Em geral estamos infelizes sem sabermos as causas dessa sensação. Fazemos coisas que não queremos fazer e falamos o que não devemos falar. Causamos feridas nos outros sem percebermos e quando percebemos não sabemos os porquês. Trazer a nossa vida à consciência é um trabalho de silêncio e introspecção, mas uma vez percebido o que ocorre nessas outras dimensões nossas e porque ocorre, seremos capazes de perceber o outro integralmente. É quando silenciamos que percebemos o outro. E temos que admitir a dificuldade que é efetuar essa sensibilização em trabalhos de massa, sendo muito mais efetivo quando realizado em pequenos grupos, confiando em seu  poder de  multiplicação.

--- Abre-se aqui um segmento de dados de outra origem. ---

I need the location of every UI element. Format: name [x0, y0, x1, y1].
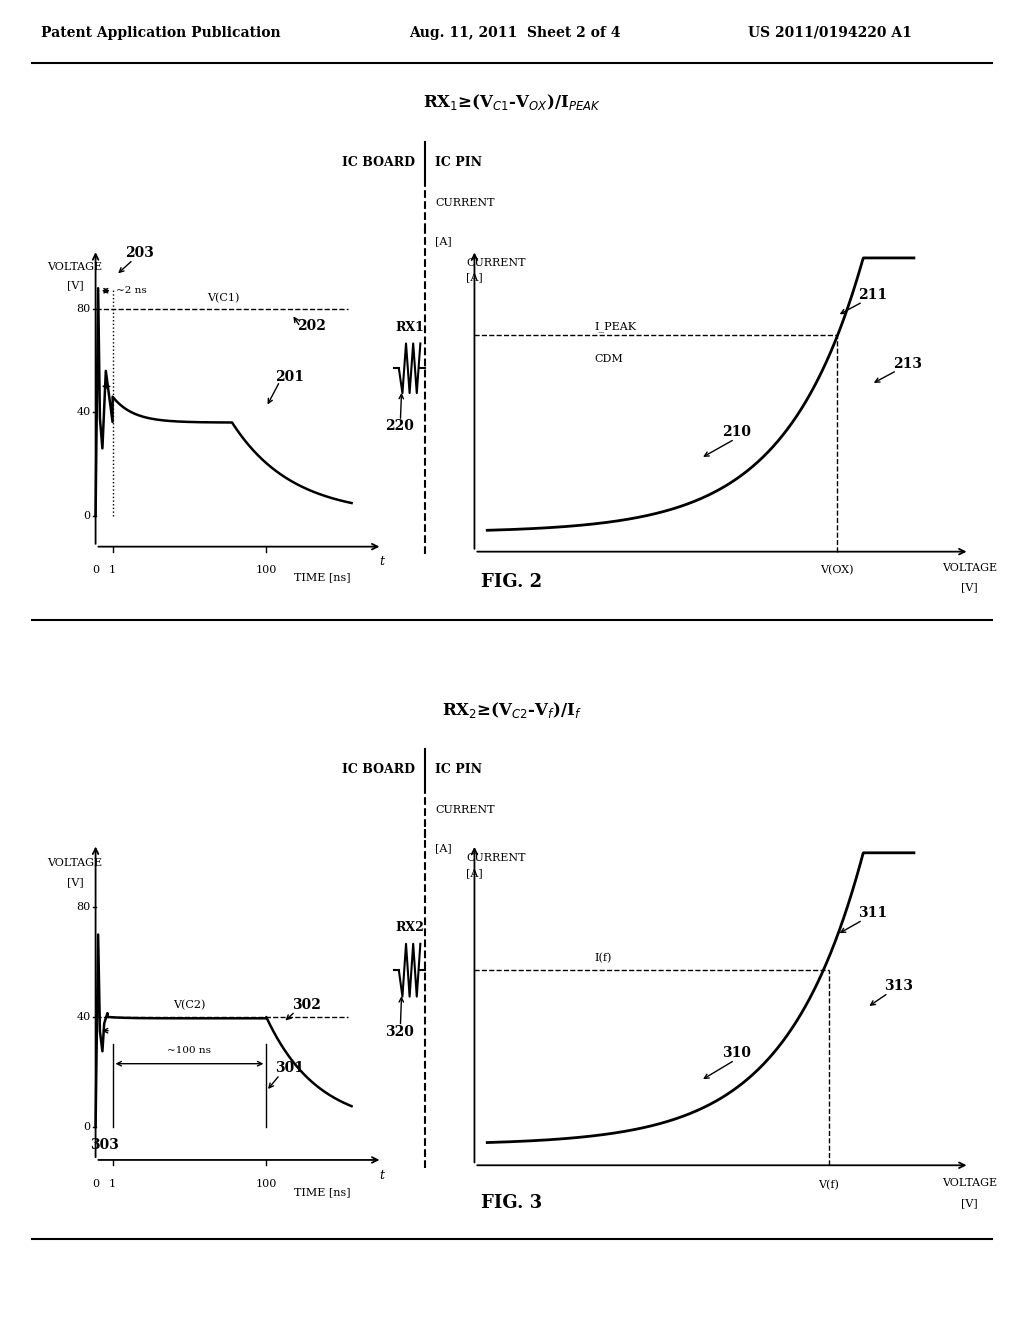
Text: RX1: RX1	[395, 321, 424, 334]
Text: IC BOARD: IC BOARD	[342, 156, 415, 169]
Text: VOLTAGE: VOLTAGE	[942, 562, 997, 573]
Text: RX$_2$≥(V$_{C2}$-V$_f$)/I$_f$: RX$_2$≥(V$_{C2}$-V$_f$)/I$_f$	[442, 700, 582, 719]
Text: V(OX): V(OX)	[820, 565, 854, 576]
Text: TIME [ns]: TIME [ns]	[294, 573, 351, 582]
Text: V(f): V(f)	[818, 1180, 839, 1191]
Text: 311: 311	[858, 906, 888, 920]
Text: [V]: [V]	[67, 280, 84, 290]
Text: [V]: [V]	[961, 1199, 978, 1208]
Text: CURRENT: CURRENT	[435, 805, 495, 814]
Text: 100: 100	[256, 565, 276, 574]
Text: [A]: [A]	[435, 236, 452, 246]
Text: I_PEAK: I_PEAK	[594, 321, 636, 333]
Text: 0: 0	[83, 511, 90, 520]
Text: [A]: [A]	[466, 272, 482, 282]
Text: 80: 80	[76, 902, 90, 912]
Text: VOLTAGE: VOLTAGE	[47, 263, 102, 272]
Text: IC PIN: IC PIN	[435, 763, 482, 776]
Text: 0: 0	[92, 565, 99, 574]
Text: Aug. 11, 2011  Sheet 2 of 4: Aug. 11, 2011 Sheet 2 of 4	[410, 26, 622, 40]
Text: 40: 40	[76, 408, 90, 417]
Text: FIG. 2: FIG. 2	[481, 573, 543, 591]
Text: 310: 310	[722, 1047, 751, 1060]
Text: US 2011/0194220 A1: US 2011/0194220 A1	[748, 26, 911, 40]
Text: ~2 ns: ~2 ns	[116, 286, 146, 296]
Text: I(f): I(f)	[594, 953, 611, 962]
Text: 313: 313	[884, 979, 913, 993]
Text: VOLTAGE: VOLTAGE	[47, 858, 102, 867]
Text: CDM: CDM	[594, 354, 623, 364]
Text: 211: 211	[858, 288, 888, 302]
Text: 0: 0	[83, 1122, 90, 1133]
Text: 210: 210	[722, 425, 751, 440]
Text: 40: 40	[76, 1012, 90, 1022]
Text: 1: 1	[110, 1179, 116, 1189]
Text: Patent Application Publication: Patent Application Publication	[41, 26, 281, 40]
Text: V(C2): V(C2)	[173, 1001, 206, 1011]
Text: 80: 80	[76, 304, 90, 314]
Text: 301: 301	[274, 1061, 304, 1074]
Text: IC BOARD: IC BOARD	[342, 763, 415, 776]
Text: IC PIN: IC PIN	[435, 156, 482, 169]
Text: CURRENT: CURRENT	[435, 198, 495, 207]
Text: RX$_1$≥(V$_{C1}$-V$_{OX}$)/I$_{PEAK}$: RX$_1$≥(V$_{C1}$-V$_{OX}$)/I$_{PEAK}$	[423, 92, 601, 112]
Text: [V]: [V]	[67, 876, 84, 887]
Text: [A]: [A]	[466, 869, 482, 878]
Text: FIG. 3: FIG. 3	[481, 1193, 543, 1212]
Text: 1: 1	[110, 565, 116, 574]
Text: CURRENT: CURRENT	[466, 257, 525, 268]
Text: 0: 0	[92, 1179, 99, 1189]
Text: 303: 303	[90, 1138, 119, 1152]
Text: ~100 ns: ~100 ns	[168, 1045, 211, 1055]
Text: [A]: [A]	[435, 843, 452, 853]
Text: V(C1): V(C1)	[208, 293, 240, 304]
Text: 201: 201	[274, 370, 304, 384]
Text: 220: 220	[385, 420, 414, 433]
Text: 203: 203	[126, 246, 155, 260]
Text: 100: 100	[256, 1179, 276, 1189]
Text: t: t	[380, 1170, 385, 1183]
Text: 320: 320	[385, 1026, 414, 1039]
Text: RX2: RX2	[395, 920, 424, 933]
Text: 202: 202	[297, 318, 326, 333]
Text: CURRENT: CURRENT	[466, 853, 525, 863]
Text: 213: 213	[893, 356, 922, 371]
Text: [V]: [V]	[961, 582, 978, 593]
Text: 302: 302	[292, 998, 321, 1011]
Text: t: t	[380, 554, 385, 568]
Text: VOLTAGE: VOLTAGE	[942, 1177, 997, 1188]
Text: TIME [ns]: TIME [ns]	[294, 1188, 351, 1197]
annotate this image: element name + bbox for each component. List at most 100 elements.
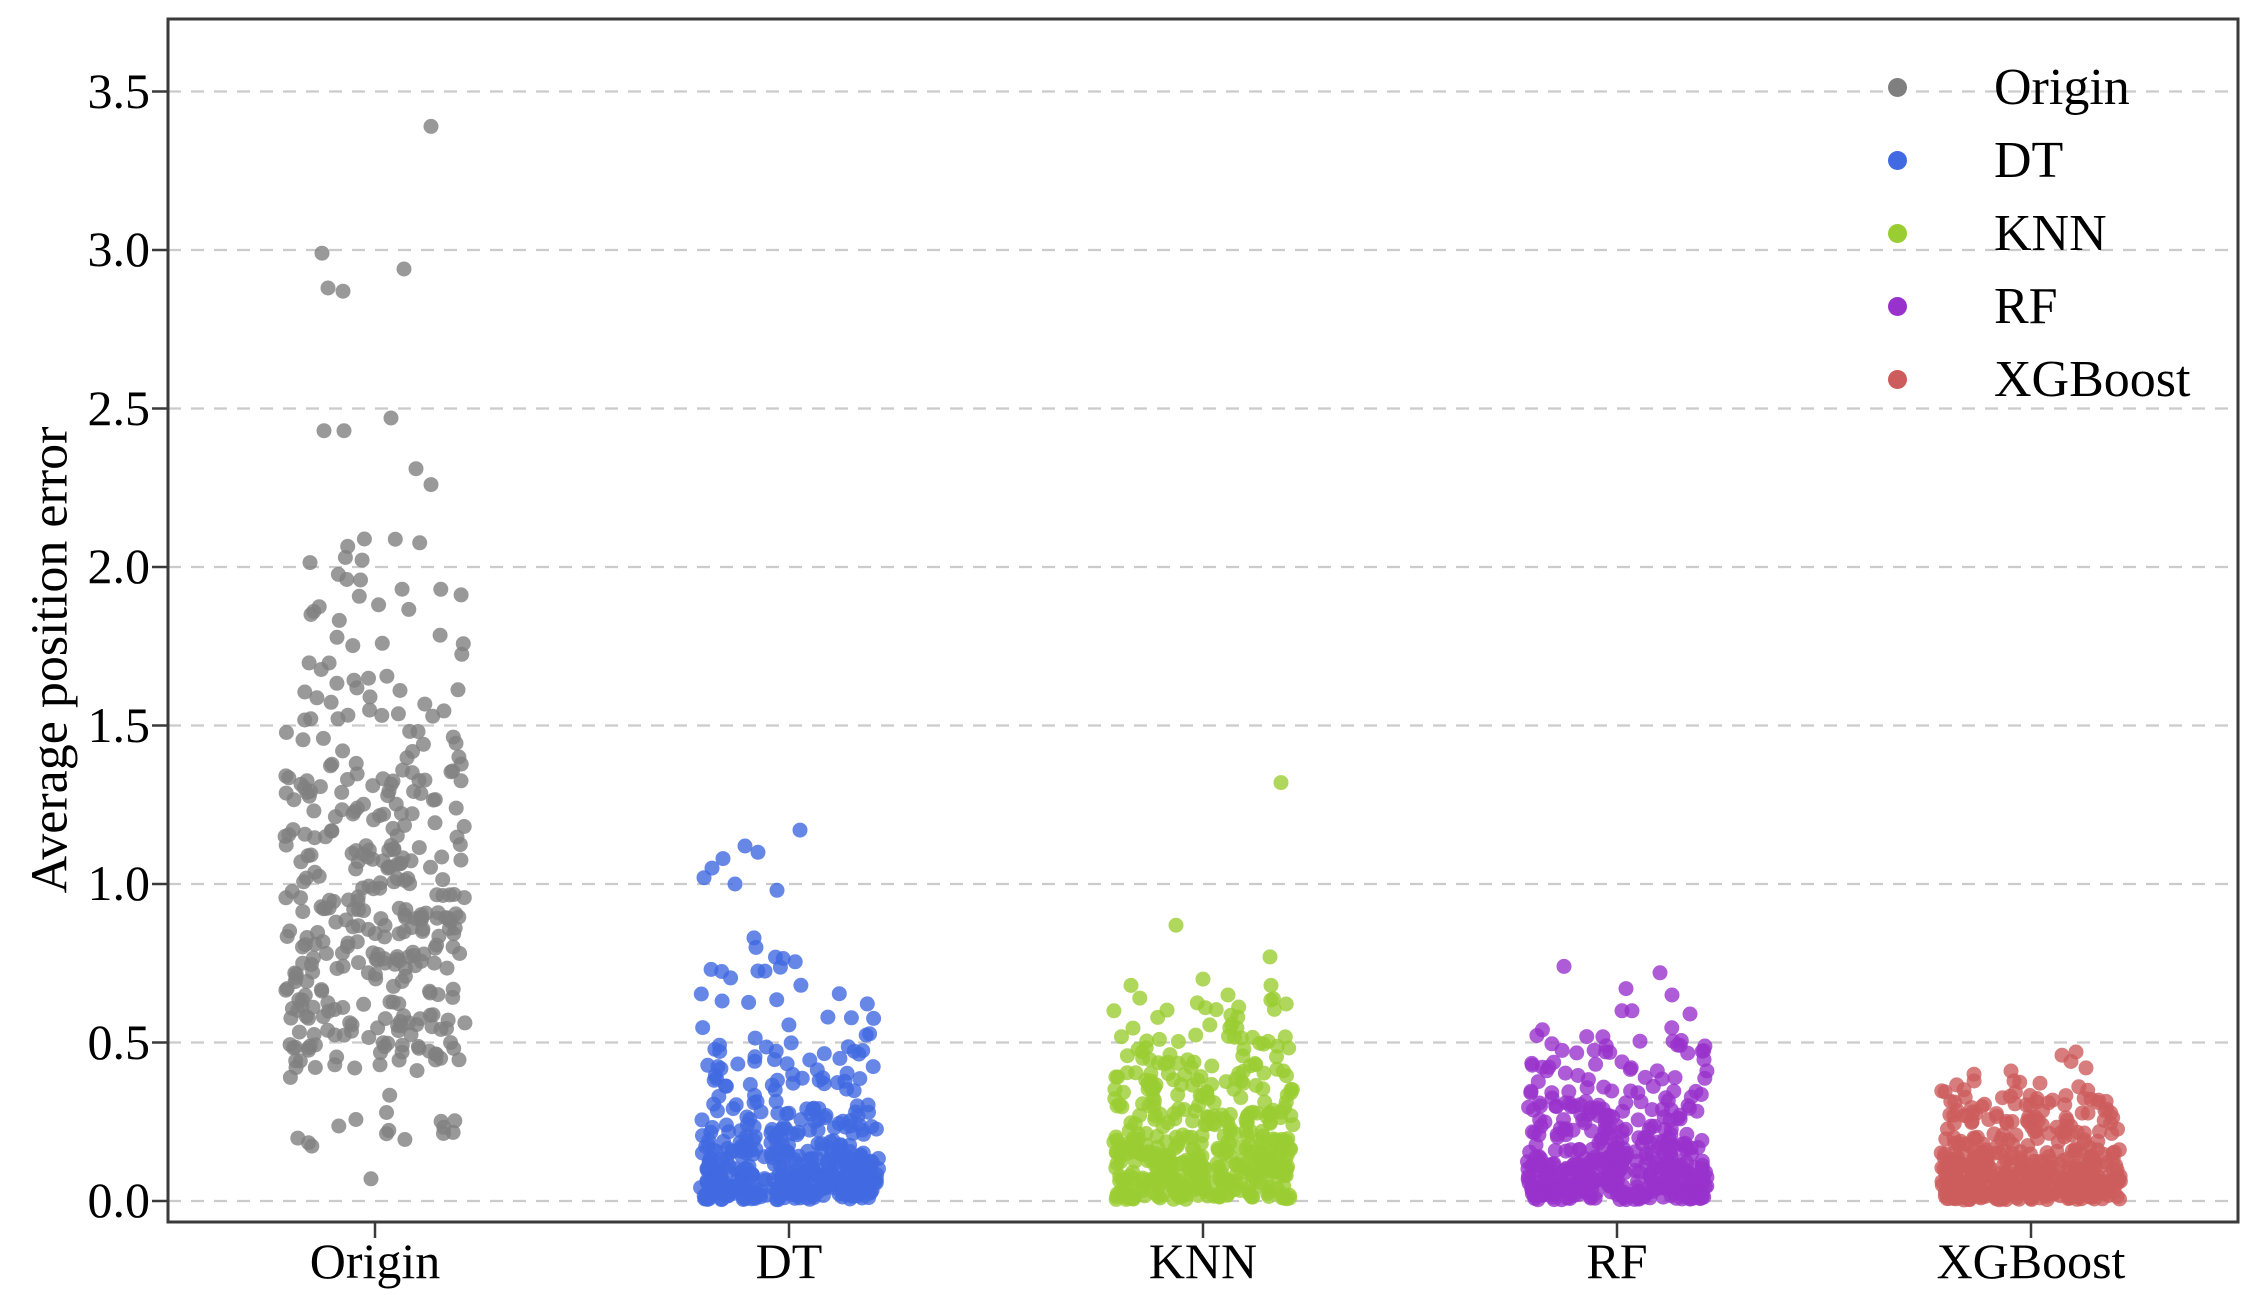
data-point: [721, 1124, 737, 1140]
y-tick-label: 1.0: [87, 855, 151, 911]
data-point: [1597, 1123, 1613, 1138]
data-point: [2041, 1095, 2056, 1111]
data-point: [351, 588, 367, 604]
data-point: [835, 1113, 851, 1129]
data-point: [1685, 1173, 1701, 1189]
data-point: [2096, 1146, 2112, 1162]
data-point: [427, 815, 443, 831]
data-point: [2004, 1145, 2020, 1161]
data-point: [2031, 1177, 2047, 1193]
data-point: [1222, 1124, 1238, 1140]
data-point: [1233, 1073, 1249, 1089]
data-point: [335, 1000, 351, 1015]
data-point: [1137, 1146, 1153, 1162]
data-point: [725, 1101, 741, 1117]
data-point: [1571, 1142, 1587, 1158]
data-point: [425, 792, 441, 808]
data-point: [783, 1035, 799, 1051]
data-point: [2029, 1131, 2045, 1146]
data-point: [2032, 1075, 2048, 1091]
x-tick-label-dt: DT: [755, 1233, 823, 1289]
data-point: [425, 708, 441, 724]
data-point: [794, 1070, 810, 1086]
data-point: [1655, 1101, 1670, 1117]
data-point: [1530, 1074, 1546, 1090]
data-point: [2076, 1125, 2092, 1141]
data-point: [805, 1187, 821, 1203]
data-point: [2010, 1167, 2026, 1183]
data-point: [830, 1075, 845, 1091]
data-point: [778, 1121, 793, 1137]
data-point: [721, 1158, 737, 1174]
data-point: [1639, 1150, 1655, 1166]
data-point: [835, 1181, 851, 1197]
data-point: [455, 636, 471, 652]
data-point: [1268, 1132, 1284, 1148]
data-point: [1972, 1189, 1988, 1205]
data-point: [2098, 1093, 2114, 1109]
data-point: [392, 856, 408, 872]
data-point: [416, 946, 432, 962]
data-point: [781, 1105, 797, 1121]
data-point: [457, 1015, 473, 1031]
data-point: [1995, 1090, 2010, 1106]
data-point: [353, 572, 368, 588]
data-point: [1618, 981, 1634, 997]
data-point: [1652, 965, 1668, 981]
legend-label: Origin: [1994, 58, 2130, 116]
data-point: [1190, 1188, 1206, 1203]
data-point: [401, 601, 417, 617]
data-point: [433, 581, 449, 597]
data-point: [411, 773, 427, 788]
data-point: [1269, 1038, 1285, 1054]
data-point: [423, 118, 439, 134]
data-point: [859, 1161, 875, 1177]
data-point: [365, 945, 381, 961]
data-point: [1202, 1017, 1218, 1033]
data-point: [1281, 1040, 1297, 1056]
data-point: [2034, 1117, 2050, 1133]
data-point: [374, 635, 390, 651]
data-point: [347, 1060, 363, 1076]
tick-marks: [152, 90, 2033, 1238]
data-point: [445, 939, 461, 955]
data-point: [1247, 1056, 1263, 1071]
data-point: [1937, 1146, 1953, 1162]
data-point: [415, 736, 431, 752]
data-point: [741, 994, 757, 1010]
data-point: [351, 955, 366, 971]
data-point: [415, 921, 431, 937]
data-point: [1934, 1083, 1950, 1099]
data-point: [774, 1169, 790, 1185]
legend-item-xgboost: XGBoost: [1888, 343, 2190, 416]
data-point: [365, 778, 381, 794]
legend-item-dt: DT: [1888, 124, 2190, 197]
data-point: [799, 1162, 815, 1178]
data-point: [306, 803, 322, 819]
data-point: [1263, 1153, 1279, 1169]
data-point: [2112, 1191, 2127, 1207]
data-point: [757, 1171, 773, 1187]
data-point: [305, 950, 321, 966]
data-point: [1628, 1188, 1644, 1204]
data-point: [2092, 1124, 2107, 1139]
data-point: [1554, 1042, 1570, 1058]
data-point: [1150, 1009, 1166, 1025]
data-point: [432, 627, 448, 643]
data-point: [1683, 1146, 1699, 1162]
data-point: [376, 806, 392, 822]
data-point: [1614, 1054, 1630, 1070]
data-point: [769, 882, 785, 898]
data-point: [700, 1160, 716, 1176]
data-point: [769, 1072, 785, 1088]
data-point: [1228, 1157, 1244, 1173]
data-point: [852, 1183, 868, 1199]
data-point: [385, 820, 401, 836]
data-point: [1109, 1155, 1125, 1171]
data-point: [781, 1017, 797, 1033]
data-point: [769, 992, 785, 1008]
data-point: [453, 756, 469, 772]
data-point: [401, 1015, 417, 1031]
data-point: [1633, 1094, 1649, 1110]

Essa é a chave para o manejo com o outro. Nossas relações interpessoais que em geral são baseadas no ego, no consumo energético do outro, em estratégias de controle do outro, ações essas feitas na total inconsciência, passarão a mudar, a serem conscientes. É a chave para a formação do verdadeiro líder, aquele capaz de perceber as qualidades do outro e incentivá-las, aquele capaz de formar novos líderes e dar independência para eles, aquele capaz de “guiar” os outros agindo nos bastidores. Um verdadeiro líder não manda, mas busca o consenso, não castra, não inibe, não restringe, não manda. Um verdadeiro líder orienta, incentiva, convence, não está querendo aparecer e está sempre aberto ao diálogo.

Num ambiente de gestão humanizado todos são líderes, são plenamente conscientes de suas habilidades e de suas deficiências, procuram exercitar-se onde estão deficientes e desenvolver novas habilidades, sabem quais são os seus deveres e os cumprem sem cobranças e, principalmente, são capazes de formar novos líderes. Num ambiente assim o trabalho flui integradamente como num formigueiro, sem ninguém emperrar o processo e cada qual sabendo da importância do seu papel. Como ninguém está apegado ao seu ponto individual de vista, o consenso surge naturalmente, provindo das profundezas misteriosas de nosso ser. Todos têm a visão sistêmica e coletiva do que está ocorrendo e agem de acordo com tal visão coletiva.

Cláudio Azevedo
– Médico, psicoterapeuta, teósofo, tanatólogo e escritor.